Allo stesso tempo, molte piattaforme controllano i contenuti prodotti dagli utenti tramite procedure automatizzate proprio allo scopo di evitare la pubblicazione online di materiale illecito. Anche qui tuttavia non mancano le criticità: è giusto attribuire a soggetti privati il potere di controllare e selezionare i materiali degli utenti? Nel testo ci occupiamo di verificare e di discutere questi meccanismi, dando anche conto degli interventi giurisprudenziali che si sono misurati con i problemi qui richiamati.
Guido Smorto è professore ordinario di Diritto privato comparato all’Università di Palermo, dove insegna anche Analisi economica del diritto. In qualità di visiting professor ha svolto attività didattica e di ricerca in diverse università straniere. Sull’economia digitale ha scritto numerosi saggi scientifici e articoli divulgativi. Sugli stessi temi ha condotto ricerche, pubblicato studi e contribuito in qualità di esperto alla stesura di documenti ufficiali per conto del Parlamento e della Commissione UE.

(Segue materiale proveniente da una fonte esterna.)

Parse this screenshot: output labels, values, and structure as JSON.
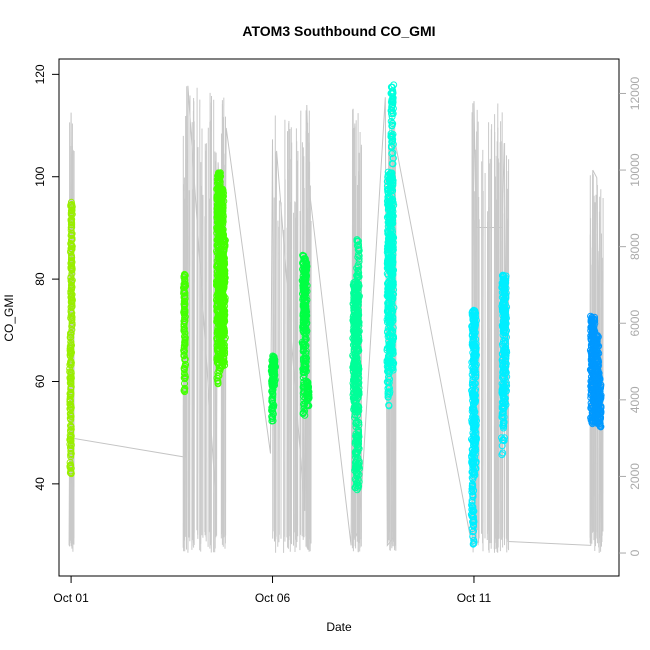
{
  "chart_data": {
    "type": "scatter",
    "title": "ATOM3 Southbound CO_GMI",
    "xlabel": "Date",
    "ylabel": "CO_GMI",
    "x_ticks": [
      "Oct 01",
      "Oct 06",
      "Oct 11"
    ],
    "xlim_days": [
      0.7,
      14.6
    ],
    "ylim": [
      22,
      123
    ],
    "y_ticks": [
      40,
      60,
      80,
      100,
      120
    ],
    "right_axis": {
      "label": "",
      "ylim": [
        -600,
        12900
      ],
      "ticks": [
        0,
        2000,
        4000,
        6000,
        8000,
        10000,
        12000
      ],
      "color": "#aaaaaa"
    },
    "grid": false,
    "legend": "none",
    "point_colors": [
      "#99ee00",
      "#44ff00",
      "#00ff44",
      "#00ff99",
      "#00ffdd",
      "#00eeff",
      "#0099ff"
    ],
    "series": [
      {
        "name": "",
        "color": "#99ee00",
        "x": [
          0.98,
          1.0,
          1.02
        ],
        "y": [
          42,
          70,
          95
        ]
      },
      {
        "name": "",
        "color": "#44ff00",
        "x": [
          3.8,
          3.83,
          4.62,
          4.66,
          4.7,
          4.74,
          4.78,
          4.82
        ],
        "y": [
          58,
          81,
          59,
          101,
          62,
          98,
          63,
          88
        ]
      },
      {
        "name": "",
        "color": "#00ff44",
        "x": [
          5.98,
          6.02,
          6.06,
          6.75,
          6.8,
          6.85,
          6.9
        ],
        "y": [
          52,
          65,
          59,
          53,
          85,
          60,
          55
        ]
      },
      {
        "name": "",
        "color": "#00ff99",
        "x": [
          8.0,
          8.05,
          8.1,
          8.15
        ],
        "y": [
          52,
          80,
          38,
          88
        ]
      },
      {
        "name": "",
        "color": "#00ffdd",
        "x": [
          8.85,
          8.9,
          8.95,
          9.0
        ],
        "y": [
          55,
          101,
          62,
          118
        ]
      },
      {
        "name": "",
        "color": "#00eeff",
        "x": [
          10.95,
          11.0,
          11.05,
          11.7,
          11.75,
          11.8
        ],
        "y": [
          27,
          74,
          41,
          45,
          81,
          55
        ]
      },
      {
        "name": "",
        "color": "#0099ff",
        "x": [
          13.9,
          13.95,
          14.0,
          14.05,
          14.1,
          14.15
        ],
        "y": [
          51,
          73,
          52,
          69,
          51,
          61
        ]
      }
    ],
    "altitude_line": {
      "x": [
        0.95,
        1.0,
        1.02,
        3.85,
        3.9,
        4.6,
        4.65,
        4.8,
        4.85,
        5.95,
        6.0,
        6.05,
        6.1,
        6.8,
        6.85,
        6.9,
        7.95,
        8.0,
        8.05,
        8.15,
        8.8,
        8.85,
        9.0,
        9.05,
        10.95,
        11.0,
        11.05,
        11.7,
        11.75,
        11.85,
        13.9,
        13.95,
        14.05,
        14.15
      ],
      "y": [
        200,
        11500,
        3000,
        2500,
        12200,
        1300,
        10200,
        5000,
        11100,
        2600,
        10800,
        300,
        10500,
        1100,
        11700,
        9600,
        200,
        11600,
        400,
        600,
        11900,
        200,
        400,
        10700,
        200,
        11800,
        8500,
        8500,
        10700,
        300,
        200,
        10000,
        9800,
        800
      ]
    }
  }
}
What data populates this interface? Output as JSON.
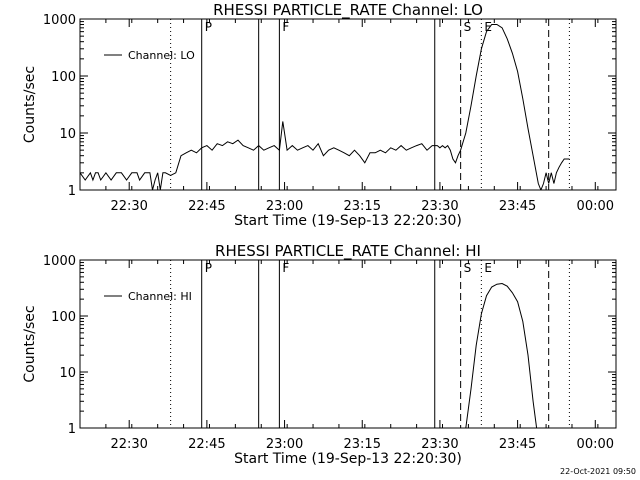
{
  "footer_date": "22-Oct-2021 09:50",
  "chart_data": [
    {
      "type": "line",
      "title": "RHESSI PARTICLE_RATE Channel: LO",
      "xlabel": "Start Time (19-Sep-13 22:20:30)",
      "ylabel": "Counts/sec",
      "yscale": "log",
      "ylim": [
        1,
        1000
      ],
      "xlim": [
        "22:20:30",
        "00:04:00"
      ],
      "x_ticks": [
        "22:30",
        "22:45",
        "23:00",
        "23:15",
        "23:30",
        "23:45",
        "00:00"
      ],
      "y_ticks": [
        "1",
        "10",
        "100",
        "1000"
      ],
      "legend": "top-left",
      "legend_entries": [
        "Channel: LO"
      ],
      "markers": [
        {
          "time": "22:38:00",
          "style": "dotted",
          "label": ""
        },
        {
          "time": "22:44:00",
          "style": "solid",
          "label": "P"
        },
        {
          "time": "22:55:00",
          "style": "solid",
          "label": ""
        },
        {
          "time": "22:59:00",
          "style": "solid",
          "label": "F"
        },
        {
          "time": "23:29:00",
          "style": "solid",
          "label": ""
        },
        {
          "time": "23:34:00",
          "style": "dashed",
          "label": "S"
        },
        {
          "time": "23:38:00",
          "style": "dotted",
          "label": "E"
        },
        {
          "time": "23:51:00",
          "style": "dashed",
          "label": ""
        },
        {
          "time": "23:55:00",
          "style": "dotted",
          "label": ""
        }
      ],
      "series": [
        {
          "name": "Channel: LO",
          "x": [
            "22:20:30",
            "22:21:30",
            "22:22:30",
            "22:23:00",
            "22:23:30",
            "22:24:00",
            "22:24:30",
            "22:25:30",
            "22:26:30",
            "22:27:30",
            "22:28:30",
            "22:29:30",
            "22:30:30",
            "22:31:30",
            "22:32:00",
            "22:33:00",
            "22:34:00",
            "22:34:30",
            "22:35:00",
            "22:35:30",
            "22:36:00",
            "22:36:30",
            "22:37:00",
            "22:38:00",
            "22:39:00",
            "22:40:00",
            "22:41:00",
            "22:42:00",
            "22:43:00",
            "22:44:00",
            "22:45:00",
            "22:46:00",
            "22:47:00",
            "22:48:00",
            "22:49:00",
            "22:50:00",
            "22:51:00",
            "22:52:00",
            "22:53:00",
            "22:54:00",
            "22:55:00",
            "22:56:00",
            "22:57:00",
            "22:58:00",
            "22:59:00",
            "22:59:40",
            "23:00:30",
            "23:01:30",
            "23:02:30",
            "23:03:30",
            "23:04:30",
            "23:05:30",
            "23:06:30",
            "23:07:30",
            "23:08:30",
            "23:09:30",
            "23:10:30",
            "23:11:30",
            "23:12:30",
            "23:13:30",
            "23:14:30",
            "23:15:30",
            "23:16:30",
            "23:17:30",
            "23:18:30",
            "23:19:30",
            "23:20:30",
            "23:21:30",
            "23:22:30",
            "23:23:30",
            "23:24:30",
            "23:25:30",
            "23:26:30",
            "23:27:30",
            "23:28:30",
            "23:29:30",
            "23:30:00",
            "23:30:30",
            "23:31:00",
            "23:31:30",
            "23:32:00",
            "23:32:30",
            "23:33:00",
            "23:33:30",
            "23:34:00",
            "23:35:00",
            "23:36:00",
            "23:37:00",
            "23:38:00",
            "23:39:00",
            "23:40:00",
            "23:41:00",
            "23:42:00",
            "23:43:00",
            "23:44:00",
            "23:45:00",
            "23:46:00",
            "23:47:00",
            "23:48:00",
            "23:49:00",
            "23:49:30",
            "23:50:00",
            "23:50:30",
            "23:51:00",
            "23:51:30",
            "23:52:00",
            "23:52:30",
            "23:53:00",
            "23:53:30",
            "23:54:00",
            "23:55:00"
          ],
          "y": [
            2,
            1.5,
            2,
            1.5,
            2,
            2,
            1.5,
            2,
            1.5,
            2,
            2,
            1.5,
            2,
            2,
            1.5,
            2,
            2,
            1,
            1.5,
            2,
            1,
            2,
            2,
            1.8,
            2,
            4,
            4.5,
            5,
            4.5,
            5.5,
            6,
            5,
            6.5,
            6,
            7,
            6.5,
            7.5,
            6,
            5.5,
            5,
            6,
            5,
            5.5,
            6,
            5,
            16,
            5,
            6,
            5,
            5.5,
            6,
            5,
            6.5,
            4,
            5,
            5.5,
            5,
            4.5,
            4,
            5,
            4,
            3,
            4.5,
            4.5,
            5,
            4.5,
            5.5,
            5,
            6,
            5,
            5.5,
            6,
            6.5,
            5,
            6,
            6,
            5.5,
            6,
            5.5,
            6,
            5,
            3.5,
            3,
            4,
            5,
            10,
            30,
            100,
            300,
            600,
            800,
            800,
            700,
            450,
            250,
            120,
            40,
            12,
            4,
            1.3,
            1,
            1.3,
            2,
            1.3,
            2,
            1.3,
            2,
            2.5,
            3,
            3.5,
            3.5
          ]
        }
      ]
    },
    {
      "type": "line",
      "title": "RHESSI PARTICLE_RATE Channel: HI",
      "xlabel": "Start Time (19-Sep-13 22:20:30)",
      "ylabel": "Counts/sec",
      "yscale": "log",
      "ylim": [
        1,
        1000
      ],
      "xlim": [
        "22:20:30",
        "00:04:00"
      ],
      "x_ticks": [
        "22:30",
        "22:45",
        "23:00",
        "23:15",
        "23:30",
        "23:45",
        "00:00"
      ],
      "y_ticks": [
        "1",
        "10",
        "100",
        "1000"
      ],
      "legend": "top-left",
      "legend_entries": [
        "Channel: HI"
      ],
      "markers": [
        {
          "time": "22:38:00",
          "style": "dotted",
          "label": ""
        },
        {
          "time": "22:44:00",
          "style": "solid",
          "label": "P"
        },
        {
          "time": "22:55:00",
          "style": "solid",
          "label": ""
        },
        {
          "time": "22:59:00",
          "style": "solid",
          "label": "F"
        },
        {
          "time": "23:29:00",
          "style": "solid",
          "label": ""
        },
        {
          "time": "23:34:00",
          "style": "dashed",
          "label": "S"
        },
        {
          "time": "23:38:00",
          "style": "dotted",
          "label": "E"
        },
        {
          "time": "23:51:00",
          "style": "dashed",
          "label": ""
        },
        {
          "time": "23:55:00",
          "style": "dotted",
          "label": ""
        }
      ],
      "series": [
        {
          "name": "Channel: HI",
          "x": [
            "23:35:00",
            "23:36:00",
            "23:37:00",
            "23:38:00",
            "23:39:00",
            "23:40:00",
            "23:41:00",
            "23:42:00",
            "23:43:00",
            "23:44:00",
            "23:45:00",
            "23:46:00",
            "23:47:00",
            "23:48:00",
            "23:48:40"
          ],
          "y": [
            1,
            5,
            30,
            110,
            230,
            330,
            370,
            380,
            340,
            260,
            180,
            80,
            20,
            3,
            1
          ]
        }
      ]
    }
  ]
}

Alessandra Quarta è ricercatrice di Diritto privato all’Università di Torino, dove coordina il progetto di ricerca gE.CO Living Lab finanziato dal programma dell’Unione europea Horizon 2020. Autrice di numerosi saggi, ha pubblicato la monografia Non-proprietà. Teoria e prassi dell’accesso ai beni (ESI, 2016) e, con Ugo Mattei, The Turning Point in Private Law. Technology, Ecology and the Commons (Edward Elgar, 2018).